The setting is an underground bunker, beginning to fall apart during a series of earthquakes. The two protagonists, adolescent-young adults, Aiden and Vee are separated at first, but later connected by computer link, and then in person, before being separated again. By that point of the game, the player has the option to switch back and forth between the two characters, much like the classic “Fireboy and Watergirl” series, or Paul O’Brien’s “Earth and Sky” superhero interactive fiction. Each character depends on the actions and choices of the other to escape their predicament before “Father” wakes up.

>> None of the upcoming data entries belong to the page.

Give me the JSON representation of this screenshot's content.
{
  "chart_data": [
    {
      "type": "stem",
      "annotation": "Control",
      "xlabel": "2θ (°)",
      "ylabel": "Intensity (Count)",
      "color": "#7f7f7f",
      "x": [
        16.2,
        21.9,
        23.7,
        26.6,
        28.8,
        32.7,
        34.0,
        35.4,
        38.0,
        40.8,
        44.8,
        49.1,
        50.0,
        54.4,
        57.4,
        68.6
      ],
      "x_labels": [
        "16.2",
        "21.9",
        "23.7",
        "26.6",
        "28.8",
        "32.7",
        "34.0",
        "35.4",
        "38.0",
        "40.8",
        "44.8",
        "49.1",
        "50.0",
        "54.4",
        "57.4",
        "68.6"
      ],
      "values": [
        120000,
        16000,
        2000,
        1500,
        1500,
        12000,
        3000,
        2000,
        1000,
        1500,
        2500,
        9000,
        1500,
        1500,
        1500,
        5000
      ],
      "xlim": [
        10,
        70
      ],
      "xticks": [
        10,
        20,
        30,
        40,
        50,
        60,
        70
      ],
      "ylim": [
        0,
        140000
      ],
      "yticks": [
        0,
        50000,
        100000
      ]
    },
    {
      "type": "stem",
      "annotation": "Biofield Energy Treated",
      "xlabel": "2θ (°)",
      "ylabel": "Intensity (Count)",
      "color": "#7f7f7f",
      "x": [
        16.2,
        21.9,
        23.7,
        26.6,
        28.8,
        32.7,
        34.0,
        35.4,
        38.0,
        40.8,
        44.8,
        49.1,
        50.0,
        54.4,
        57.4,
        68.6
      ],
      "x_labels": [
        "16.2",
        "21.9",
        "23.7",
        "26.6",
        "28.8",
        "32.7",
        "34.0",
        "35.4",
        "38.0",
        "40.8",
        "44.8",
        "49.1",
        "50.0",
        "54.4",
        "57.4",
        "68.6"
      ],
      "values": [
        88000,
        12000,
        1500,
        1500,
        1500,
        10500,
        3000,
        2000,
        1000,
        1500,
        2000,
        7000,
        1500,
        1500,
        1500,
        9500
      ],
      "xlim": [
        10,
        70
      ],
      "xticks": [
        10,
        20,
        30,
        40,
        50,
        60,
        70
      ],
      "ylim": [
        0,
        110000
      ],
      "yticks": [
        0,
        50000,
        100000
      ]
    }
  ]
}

Who is “Father”, you ask? To answer that would be to spoil too much. Leave it to say he is an authority figure within the underground complex, who exists mostly (but not altogether) off screen during the game, and whose uncertain motives or moral code add drama and tension to the story.
What I value in interactive fiction includes
-descriptive writing
-story telling
-player agency
-some light puzzles and game-like quality to assist with pacing and tension, but ideally the game design integrates with the story-telling.
-maybe some higher level symbolism or meaning to keep me thinking after I finish.
These are all quality features that “Lunium” and “The Den” share in common. “Lunium” was purely an escape room adventure with a twist at the end. “The Den” is much longer game (took me about four hours), and to call it merely an “escape room” cheats it of its emotional signficance. It is an escape room of sorts: the two characters must escape their crumbling bunker, and there are a series of codebreaking puzzles along the way. But the length of the game ensures a more gradual story arc, with correspondingly more thorough development of charcter, tension, and symbolic meaning.
Without giving much more away, “The Den” combines post-apocalyptic horror, coming of age story, and allusions to the Western literary canon in a manner that will likely give this game some lasting influence on future IF design.